Wild Times Archive
Creature Feature: Canada Lynx

Canada Lynx

Canada lynx are a medium-sized cat with distinct long ear tufts, flared facial hair, and a black-tipped, bobbed tail. Canada lynx are part of the Species Survival Plan (SSP). In the 1900s their populations declined drastically due to the fur trade. Their population in the wild closely mimics that of the snowshoe hare, rising and falling in cycles. 

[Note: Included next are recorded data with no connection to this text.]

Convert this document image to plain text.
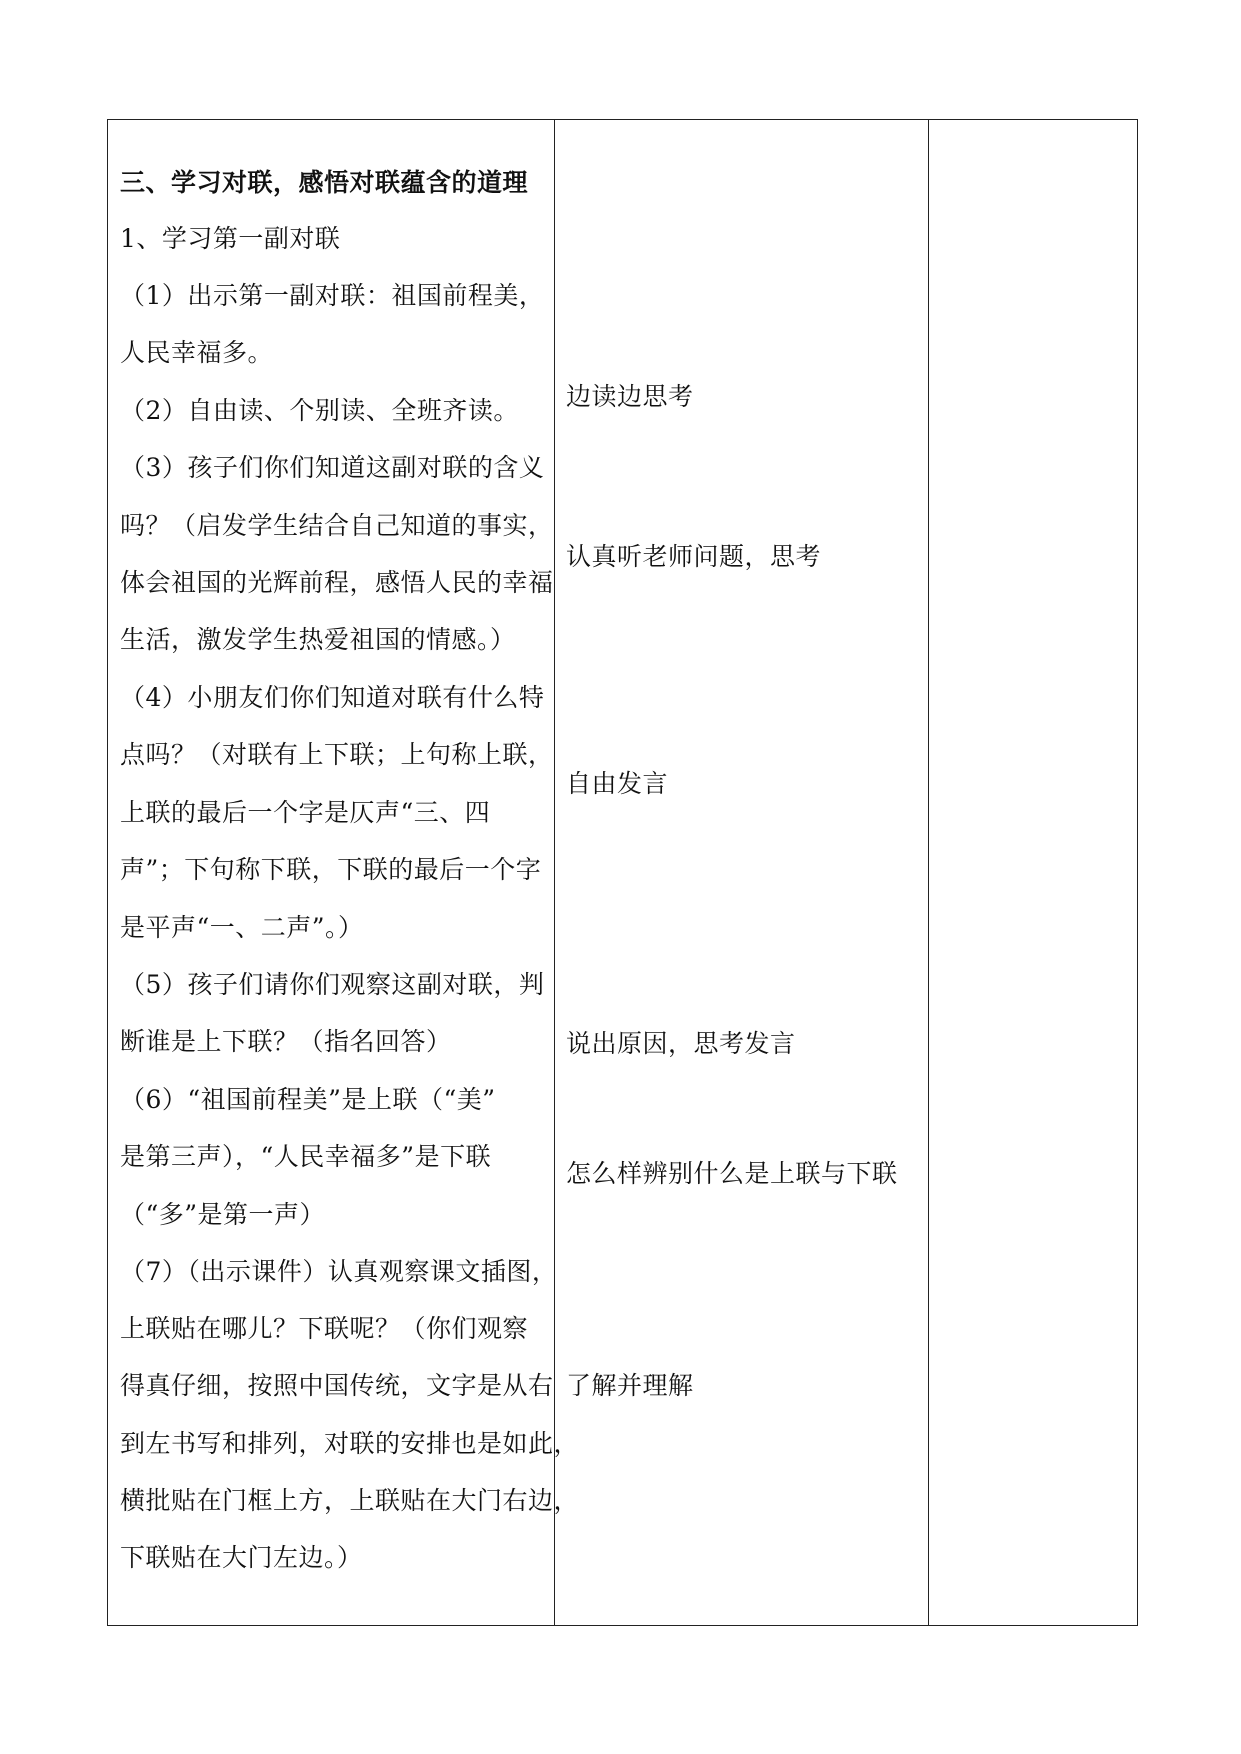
三、学习对联，感悟对联蕴含的道理
1、学习第一副对联
（1）出示第一副对联：祖国前程美，
人民幸福多。
（2）自由读、个别读、全班齐读。
（3）孩子们你们知道这副对联的含义
吗？（启发学生结合自己知道的事实，
体会祖国的光辉前程，感悟人民的幸福
生活，激发学生热爱祖国的情感。）
（4）小朋友们你们知道对联有什么特
点吗？（对联有上下联；上句称上联，
上联的最后一个字是仄声“三、四
声”；下句称下联，下联的最后一个字
是平声“一、二声”。）
（5）孩子们请你们观察这副对联，判
断谁是上下联？（指名回答）
（6）“祖国前程美”是上联（“美”
是第三声），“人民幸福多”是下联
（“多”是第一声）
（7）（出示课件）认真观察课文插图，
上联贴在哪儿？下联呢？（你们观察
得真仔细，按照中国传统，文字是从右
到左书写和排列，对联的安排也是如此，
横批贴在门框上方，上联贴在大门右边，
下联贴在大门左边。）
边读边思考
认真听老师问题，思考
自由发言
说出原因，思考发言
怎么样辨别什么是上联与下联
了解并理解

When food is abundant, they stay in centralized locations. In other years, they roam hundreds of kilometres away from their home ranges. They are solitary animals but form temporary bonds during mating season. 

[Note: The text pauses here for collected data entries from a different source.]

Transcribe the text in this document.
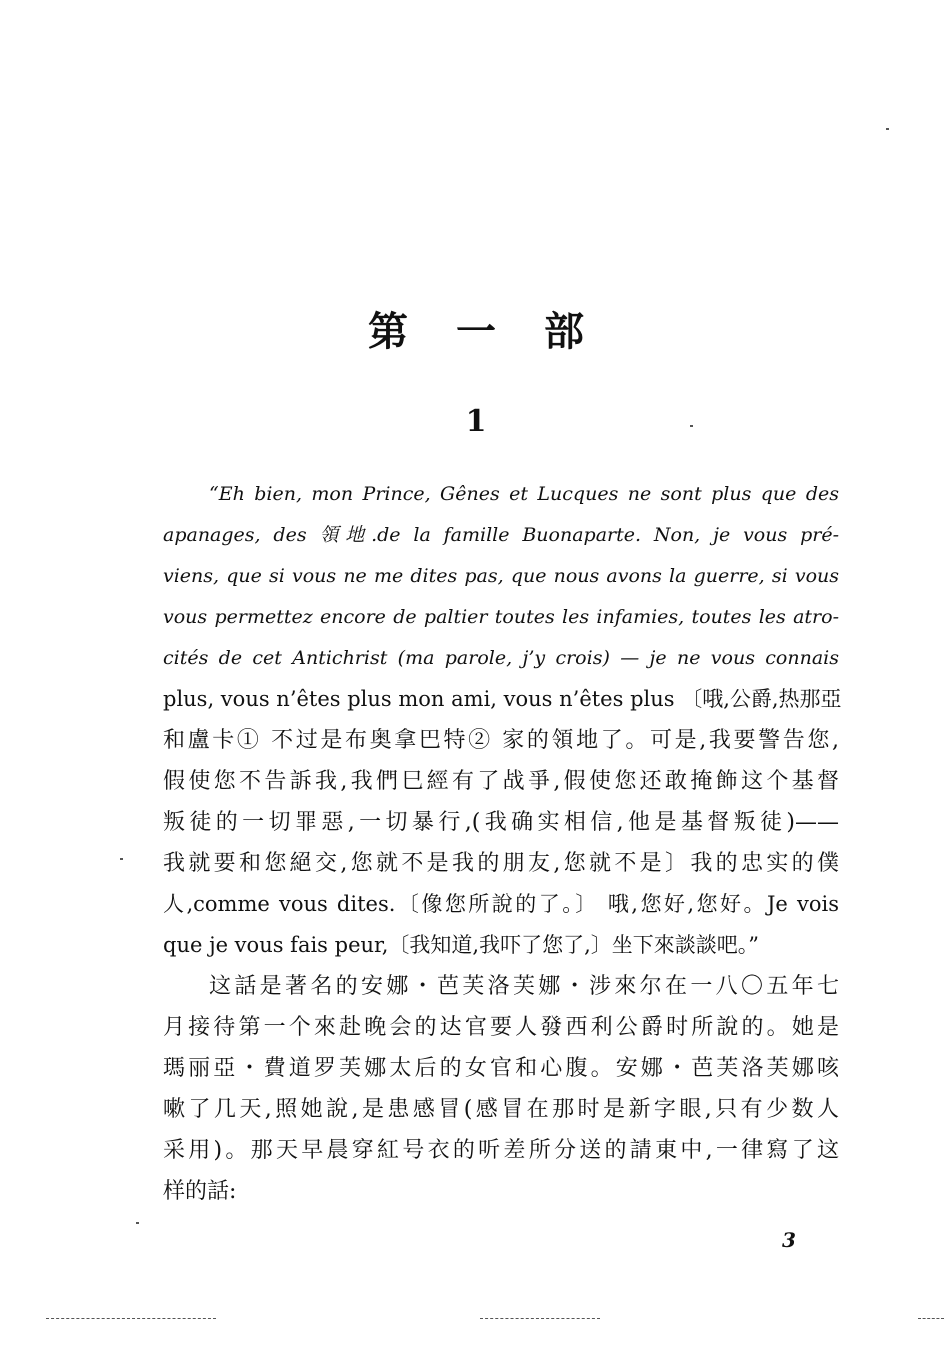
第一部
1
“Eh bien, mon Prince, Gênes et Lucques ne sont plus que des
apanages, des 領地.de la famille Buonaparte. Non, je vous pré-
viens, que si vous ne me dites pas, que nous avons la guerre, si vous
vous permettez encore de paltier toutes les infamies, toutes les atro-
cités de cet Antichrist (ma parole, j’y crois) — je ne vous connais
plus, vous n’êtes plus mon ami, vous n’êtes plus 〔哦,公爵,热那亞
和盧卡① 不过是布奥拿巴特② 家的領地了。可是,我要警告您,
假使您不告訴我,我們巳經有了战爭,假使您还敢掩飾这个基督
叛徒的一切罪惡,一切暴行,(我确实相信,他是基督叛徒)——
我就要和您絕交,您就不是我的朋友,您就不是〕我的忠实的僕
人,comme vous dites.〔像您所說的了。〕 哦,您好,您好。Je vois
que je vous fais peur,〔我知道,我吓了您了,〕坐下來談談吧。”
这話是著名的安娜・芭芙洛芙娜・涉來尔在一八〇五年七
月接待第一个來赴晚会的达官要人發西利公爵时所說的。她是
瑪丽亞・費道罗芙娜太后的女官和心腹。安娜・芭芙洛芙娜咳
嗽了几天,照她說,是患感冒(感冒在那时是新字眼,只有少数人
采用)。那天早晨穿紅号衣的听差所分送的請東中,一律寫了这
样的話:
3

The Edmonton Valley Zoo is home to a family of five lynxes: mom Xena, dad Sherman, one-year-old son Pishuu, and two unnamed kittens!

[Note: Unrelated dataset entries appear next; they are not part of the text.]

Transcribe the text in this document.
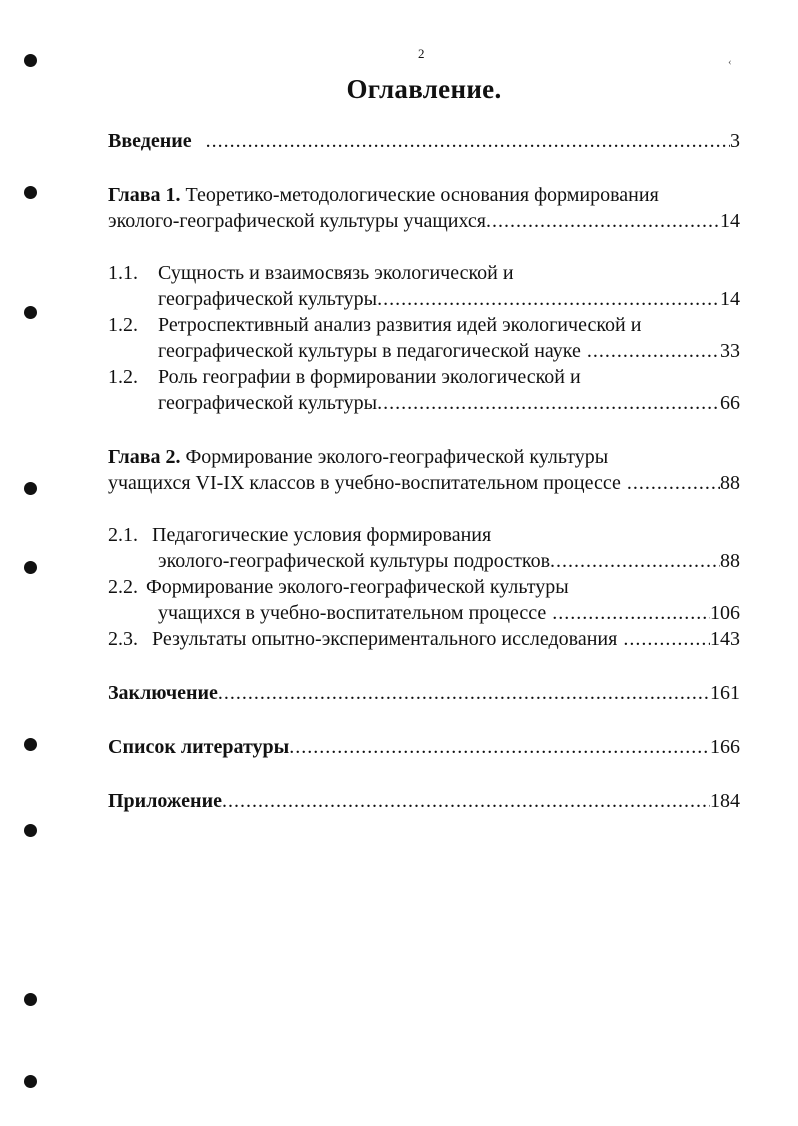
2
‹
Оглавление.
Введение .....	3
Глава 1. Теоретико-методологические основания формирования
эколого-географической культуры учащихся .....	14
1.1. Сущность и взаимосвязь экологической и
географической культуры .....	14
1.2. Ретроспективный анализ развития идей экологической и
географической культуры в педагогической науке .....	33
1.2. Роль географии в формировании экологической и
географической культуры .....	66
Глава 2. Формирование эколого-географической культуры
учащихся VI-IX классов в учебно-воспитательном процессе .....	88
2.1. Педагогические условия формирования
эколого-географической культуры подростков .....	88
2.2. Формирование эколого-географической культуры
учащихся в учебно-воспитательном процессе .....	106
2.3. Результаты опытно-экспериментального исследования .....	143
Заключение .....	161
Список литературы .....	166
Приложение .....	184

When full grown, lynx are approximately 60 cm (2 ft) tall, 90 cm (3 ft) long, and 8-14 kg (18-31 lbs.)

Boreal forests and mountainous areas with cold snowy winters and high populations of snowshoe hare. Found in Canada, northern United States and Alaska.

Mostly snowshoe hares but they will also eat small rodents, ground birds, and carrion. Lynx populations fluctuate dramatically.

Solitary, usually hunting and traveling alone. Lynx are not fast runners so they use cunning to hunt, often waiting hours in a hiding spot before pouncing on prey. Large, round feet support their weight on top of the snow.

Average of four kittens. 

15 – 20 years.

Cougars, wolves, coyotes. Humans are their biggest threat; trappers hunt them for their beautiful fur.